In this Amazon exclusive essay, Tomsky (pictured here back in 2001 when he was the Manager of Housekeeping at an upscale hotel) gives us another glimpse behind-the-scenes, this time of his own post-service life.
It's summer! It's hot out! SOMEONE BRING ME A LEMONADE.
In fact, I ordered one ten minutes ago, so my question is, "Where is this guy with my lemonade?" The answer to that question is simple: He's getting it. Relax. He's probably back in the kitchen, where it's 400 degrees hotter, wiping his forehead, scooping ice into a glass, thinking, "Man does this job suck. Man does summer suck."
From a certain angle, there are two kinds of people in the world: Those who have worked in the service industry and those who have, somehow, astoundingly, managed to avoid it. And people currently in the service industry, after a short 30 seconds of customer interaction, can immediately see the difference between the two. It's like night and day, like friend or foe.
Me? I've worked my entire life in the service industry. And not just any industry: The hospitality industry. Where people cry if they don't get what they want (and I mean cry, like, cry cry). Or they scream (with actual airborne spittle!) if they have to wait 10 minutes to get into a room, even though it's still four hours till official check-in time. I've been treated like a servant. I've been scolded like a child. I've been accused, abused, and misused. But I don't work in the service industry. Anymore.
And I bet that waiter grabbing four plates of hot food with his wet, slippery hands, deciding to come back for my lemonade on the next pass, he would hate to hear me say it but, well, I miss it. I do? I do. I miss it.
Hello. My name is Jacob Tomsky and it's been two years, three months and 22 days since I've served anyone. I'm clean. But I didn't come here to Servers Anonymous to lie, so let me tell you about the time I slipped up: About six months ago, I served. I broke down and served. Took a two-day gig as a production assistant on a movie set. My job was to assist in any way needed. I cleaned the white plastic tables after lunch, made coffee, scrubbed the set bathroom at the end of the day, picked up trash, took that trash out, ran outside for so many bagels and did anything and everything that needed doing.

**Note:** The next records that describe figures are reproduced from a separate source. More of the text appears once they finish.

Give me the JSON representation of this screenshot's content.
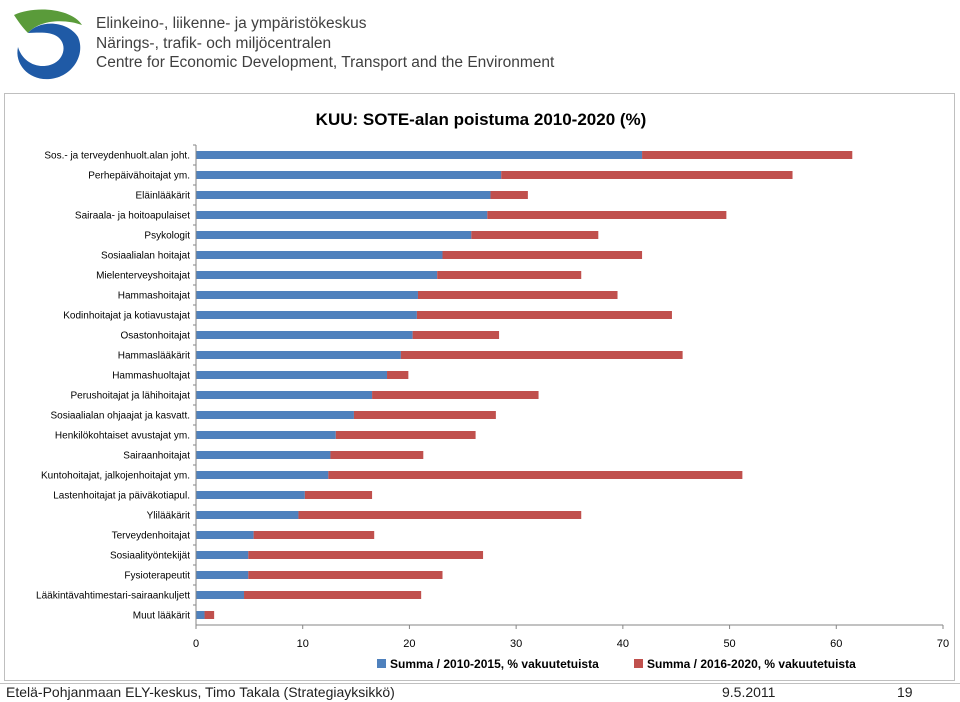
{
  "header": {
    "org_fi": "Elinkeino-, liikenne- ja ympäristökeskus",
    "org_sv": "Närings-, trafik- och miljöcentralen",
    "org_en": "Centre for Economic Development, Transport and the Environment",
    "logo_colors": {
      "green": "#5a9b3a",
      "blue": "#1f5aa6"
    }
  },
  "chart_data": {
    "type": "bar",
    "orientation": "horizontal",
    "stacked": true,
    "title": "KUU: SOTE-alan poistuma 2010-2020 (%)",
    "xlabel": "",
    "ylabel": "",
    "xlim": [
      0,
      70
    ],
    "xticks": [
      0,
      10,
      20,
      30,
      40,
      50,
      60,
      70
    ],
    "grid": false,
    "legend_position": "bottom",
    "categories": [
      "Sos.- ja terveydenhuolt.alan joht.",
      "Perhepäivähoitajat ym.",
      "Eläinlääkärit",
      "Sairaala- ja hoitoapulaiset",
      "Psykologit",
      "Sosiaalialan hoitajat",
      "Mielenterveyshoitajat",
      "Hammashoitajat",
      "Kodinhoitajat ja kotiavustajat",
      "Osastonhoitajat",
      "Hammaslääkärit",
      "Hammashuoltajat",
      "Perushoitajat ja lähihoitajat",
      "Sosiaalialan ohjaajat ja kasvatt.",
      "Henkilökohtaiset avustajat ym.",
      "Sairaanhoitajat",
      "Kuntohoitajat, jalkojenhoitajat ym.",
      "Lastenhoitajat ja päiväkotiapul.",
      "Ylilääkärit",
      "Terveydenhoitajat",
      "Sosiaalityöntekijät",
      "Fysioterapeutit",
      "Lääkintävahtimestari-sairaankuljett",
      "Muut lääkärit"
    ],
    "series": [
      {
        "name": "Summa / 2010-2015, % vakuutetuista",
        "color": "#4f81bd",
        "values": [
          41.8,
          28.6,
          27.6,
          27.3,
          25.8,
          23.1,
          22.6,
          20.8,
          20.7,
          20.3,
          19.2,
          17.9,
          16.5,
          14.8,
          13.1,
          12.6,
          12.4,
          10.2,
          9.6,
          5.4,
          4.9,
          4.9,
          4.5,
          0.8
        ]
      },
      {
        "name": "Summa / 2016-2020, % vakuutetuista",
        "color": "#c0504d",
        "values": [
          19.7,
          27.3,
          3.5,
          22.4,
          11.9,
          18.7,
          13.5,
          18.7,
          23.9,
          8.1,
          26.4,
          2.0,
          15.6,
          13.3,
          13.1,
          8.7,
          38.8,
          6.3,
          26.5,
          11.3,
          22.0,
          18.2,
          16.6,
          0.9
        ]
      }
    ]
  },
  "footer": {
    "source": "Etelä-Pohjanmaan ELY-keskus, Timo Takala (Strategiayksikkö)",
    "date": "9.5.2011",
    "page": "19"
  }
}
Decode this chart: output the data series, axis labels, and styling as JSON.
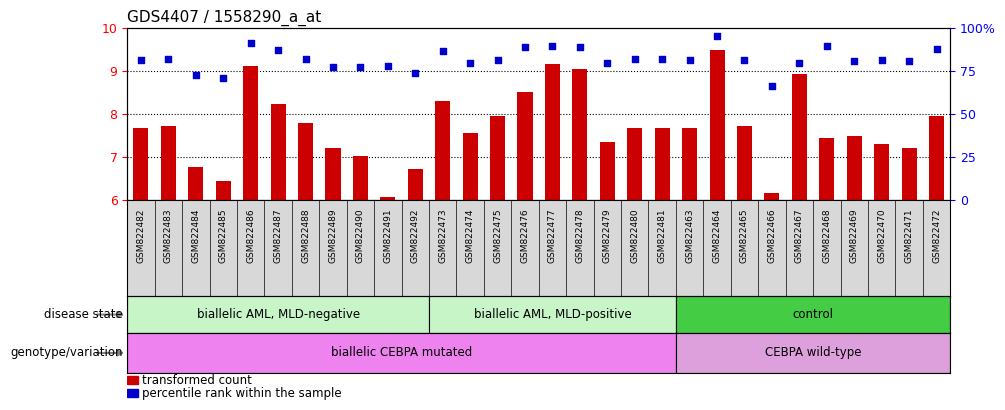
{
  "title": "GDS4407 / 1558290_a_at",
  "samples": [
    "GSM822482",
    "GSM822483",
    "GSM822484",
    "GSM822485",
    "GSM822486",
    "GSM822487",
    "GSM822488",
    "GSM822489",
    "GSM822490",
    "GSM822491",
    "GSM822492",
    "GSM822473",
    "GSM822474",
    "GSM822475",
    "GSM822476",
    "GSM822477",
    "GSM822478",
    "GSM822479",
    "GSM822480",
    "GSM822481",
    "GSM822463",
    "GSM822464",
    "GSM822465",
    "GSM822466",
    "GSM822467",
    "GSM822468",
    "GSM822469",
    "GSM822470",
    "GSM822471",
    "GSM822472"
  ],
  "bar_values": [
    7.67,
    7.72,
    6.78,
    6.45,
    9.1,
    8.22,
    7.78,
    7.2,
    7.02,
    6.07,
    6.72,
    8.3,
    7.55,
    7.95,
    8.5,
    9.15,
    9.05,
    7.35,
    7.68,
    7.68,
    7.68,
    9.48,
    7.72,
    6.18,
    8.92,
    7.45,
    7.5,
    7.3,
    7.22,
    7.95
  ],
  "dot_values": [
    9.25,
    9.28,
    8.9,
    8.82,
    9.65,
    9.48,
    9.28,
    9.08,
    9.08,
    9.12,
    8.95,
    9.45,
    9.18,
    9.25,
    9.55,
    9.58,
    9.55,
    9.18,
    9.28,
    9.28,
    9.25,
    9.8,
    9.25,
    8.65,
    9.18,
    9.58,
    9.22,
    9.25,
    9.22,
    9.5
  ],
  "ylim_left": [
    6,
    10
  ],
  "ylim_right": [
    0,
    100
  ],
  "yticks_left": [
    6,
    7,
    8,
    9,
    10
  ],
  "yticks_right": [
    0,
    25,
    50,
    75,
    100
  ],
  "ytick_labels_right": [
    "0",
    "25",
    "50",
    "75",
    "100%"
  ],
  "bar_color": "#cc0000",
  "dot_color": "#0000cc",
  "dis_colors": [
    "#c8f5c8",
    "#c8f5c8",
    "#44cc44"
  ],
  "dis_labels": [
    "biallelic AML, MLD-negative",
    "biallelic AML, MLD-positive",
    "control"
  ],
  "dis_ranges": [
    [
      0,
      11
    ],
    [
      11,
      20
    ],
    [
      20,
      30
    ]
  ],
  "gen_colors": [
    "#ee82ee",
    "#dda0dd"
  ],
  "gen_labels": [
    "biallelic CEBPA mutated",
    "CEBPA wild-type"
  ],
  "gen_ranges": [
    [
      0,
      20
    ],
    [
      20,
      30
    ]
  ],
  "legend_bar_label": "transformed count",
  "legend_dot_label": "percentile rank within the sample",
  "disease_label": "disease state",
  "genotype_label": "genotype/variation",
  "xtick_bg": "#d8d8d8"
}
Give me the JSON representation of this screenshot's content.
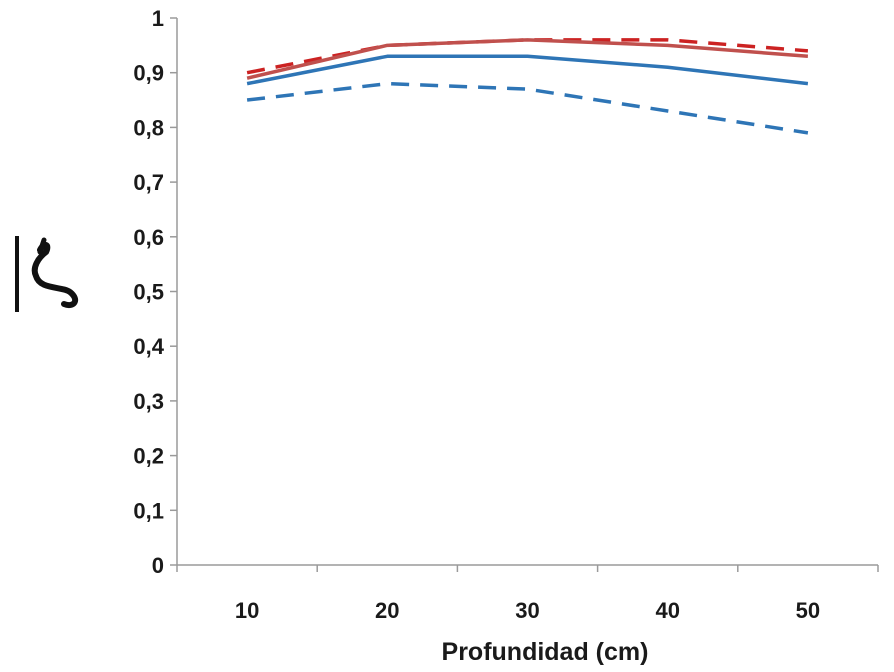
{
  "chart_data": {
    "type": "line",
    "xlabel": "Profundidad (cm)",
    "ylabel": "ζ̄",
    "x": [
      10,
      20,
      30,
      40,
      50
    ],
    "x_tick_labels": [
      "10",
      "20",
      "30",
      "40",
      "50"
    ],
    "ylim": [
      0,
      1
    ],
    "y_tick_labels": [
      "0",
      "0,1",
      "0,2",
      "0,3",
      "0,4",
      "0,5",
      "0,6",
      "0,7",
      "0,8",
      "0,9",
      "1"
    ],
    "grid": false,
    "legend": "none",
    "series": [
      {
        "values": [
          0.9,
          0.95,
          0.96,
          0.96,
          0.94
        ],
        "color": "#cc2222",
        "dash": true
      },
      {
        "values": [
          0.89,
          0.95,
          0.96,
          0.95,
          0.93
        ],
        "color": "#c0504d",
        "dash": false
      },
      {
        "values": [
          0.88,
          0.93,
          0.93,
          0.91,
          0.88
        ],
        "color": "#2e75b6",
        "dash": false
      },
      {
        "values": [
          0.85,
          0.88,
          0.87,
          0.83,
          0.79
        ],
        "color": "#2e75b6",
        "dash": true
      }
    ]
  }
}
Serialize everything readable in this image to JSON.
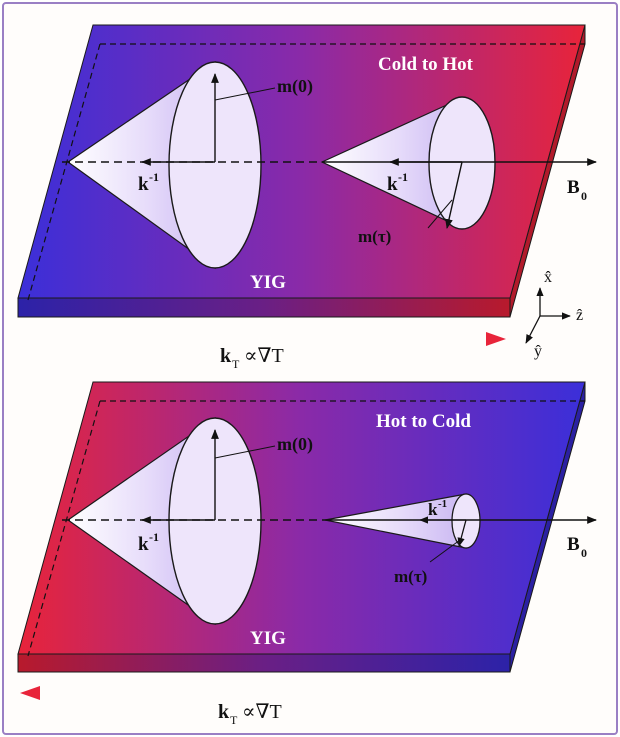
{
  "panels": [
    {
      "id": "top",
      "title": "Cold to Hot",
      "material": "YIG",
      "m0_label": "m(0)",
      "mtau_label": "m(τ)",
      "k_inverse_left": "k",
      "k_inverse_right": "k",
      "k_exponent": "-1",
      "field_label": "B",
      "field_subscript": "0",
      "gradient_label_k": "k",
      "gradient_label_sub": "T",
      "gradient_label_rest": "∝∇T",
      "gradient_arrow_direction": "right",
      "slab_gradient": {
        "left": "#3b2fd9",
        "right": "#e8243a"
      }
    },
    {
      "id": "bottom",
      "title": "Hot to Cold",
      "material": "YIG",
      "m0_label": "m(0)",
      "mtau_label": "m(τ)",
      "k_inverse_left": "k",
      "k_inverse_right": "k",
      "k_exponent": "-1",
      "field_label": "B",
      "field_subscript": "0",
      "gradient_label_k": "k",
      "gradient_label_sub": "T",
      "gradient_label_rest": "∝∇T",
      "gradient_arrow_direction": "left",
      "slab_gradient": {
        "left": "#e8243a",
        "right": "#3b2fd9"
      }
    }
  ],
  "axes": {
    "x": "x̂",
    "z": "ẑ",
    "y": "ŷ"
  },
  "colors": {
    "blue": "#3b2fd9",
    "red": "#e8243a",
    "cone": "#f3ecfd",
    "frame": "#9a7fc4"
  }
}
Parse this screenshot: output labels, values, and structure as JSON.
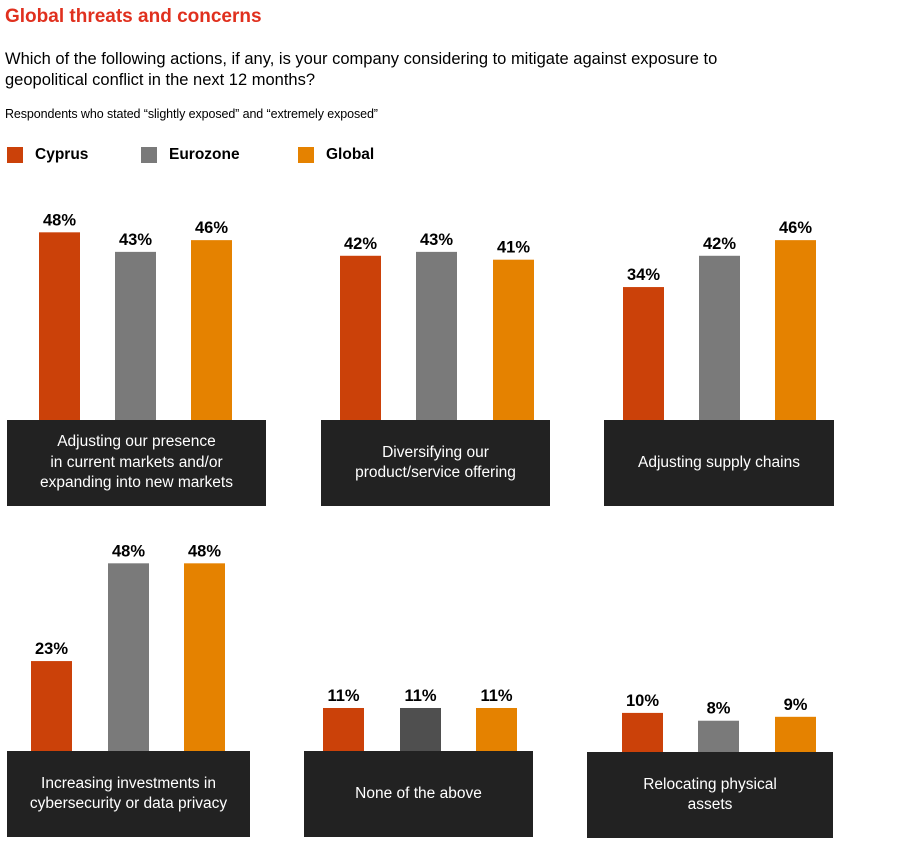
{
  "title": "Global threats and concerns",
  "question": "Which of the following actions, if any, is your company considering to mitigate against exposure to geopolitical conflict in the next 12 months?",
  "subtitle": "Respondents who stated “slightly exposed” and “extremely exposed”",
  "colors": {
    "cyprus": "#cb4109",
    "eurozone": "#7a7a7a",
    "global": "#e58200",
    "eurozone_alt": "#4f4f4f",
    "label_box": "#222222"
  },
  "legend": [
    {
      "label": "Cyprus",
      "color": "#cb4109"
    },
    {
      "label": "Eurozone",
      "color": "#7a7a7a"
    },
    {
      "label": "Global",
      "color": "#e58200"
    }
  ],
  "chart_data": {
    "type": "bar",
    "series": [
      "Cyprus",
      "Eurozone",
      "Global"
    ],
    "panels": [
      {
        "category": "Adjusting our presence\nin current markets and/or\nexpanding into new markets",
        "values": [
          48,
          43,
          46
        ],
        "labels": [
          "48%",
          "43%",
          "46%"
        ]
      },
      {
        "category": "Diversifying our\nproduct/service offering",
        "values": [
          42,
          43,
          41
        ],
        "labels": [
          "42%",
          "43%",
          "41%"
        ]
      },
      {
        "category": "Adjusting supply chains",
        "values": [
          34,
          42,
          46
        ],
        "labels": [
          "34%",
          "42%",
          "46%"
        ]
      },
      {
        "category": "Increasing investments in\ncybersecurity or data privacy",
        "values": [
          23,
          48,
          48
        ],
        "labels": [
          "23%",
          "48%",
          "48%"
        ]
      },
      {
        "category": "None of the above",
        "values": [
          11,
          11,
          11
        ],
        "labels": [
          "11%",
          "11%",
          "11%"
        ]
      },
      {
        "category": "Relocating physical\nassets",
        "values": [
          10,
          8,
          9
        ],
        "labels": [
          "10%",
          "8%",
          "9%"
        ]
      }
    ]
  }
}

I loved it. I got high off it. Imagine it from my point of view: I was raised on service. My blood is polluted with it. And then I cleaned up. Stopped serving cold turkey. But the moment I got back in the game it poured over me, it flooded my system with a rush of goodwill. I was helping again, valuable, all things to all people, assisting. It was goddamn glorious. At the end of the first long production day, I sat alone in my apartment, still for the first time in 14 hours and I felt so, so good.
The guy who still hasn't brought my lemonade is shaking his head right now. Listening, possibly muttering out loud, "This guy is an idiot."
Yeah, probably. But that was the only life I knew. And I miss it. But the joy I experienced during those two days would have diminished exponentially by the third. The fourth I would have been exhausted and ready for a day off. The fifth I would have showed signs of wear and irritation. The sixth I would have been sore and unhappy and dehydrated and thoroughly tired of being told what to do by everyone. And the 500th day I would have smacked one of the film cameras to the ground, upended the craft services table and stormed out in a dramatic fashion.
But the joy I felt on the first day... that right there? That's the service in me. And anyone who's worked a decent amount of time in the business will never be able to erase the service in them. That is how we know who's worked a service gig or not, because it will express itself in the form of one beautiful word: Patience.
Patience born from understanding. And now, as we dip deeper into summer, it's important to keep that in mind. For those in the service business, especially the travel business, including hotels and airlines, this is a difficult time. Because everyone is traveling. Everyone is on vacation. Everyone wants ice-cold lemonade five minutes ago. It's a tough, tough time. On top of that there is the heat.
So I'll sit here and relax and wait (patiently) for my lemonade. And if he totally forgot about it, I'll remind him in the gentlest of ways, with a smile of supplication and meekness on my face.
Then, when I do get it, I'll thank my server sincerely, then pour a shot's worth out on the ground: For all those still in the business, those for whom the word "summer" means the same thing as "busy + heat." Have a wonderful summer everyone. Travel safe. And don't forget to pack a travel bag full of patience!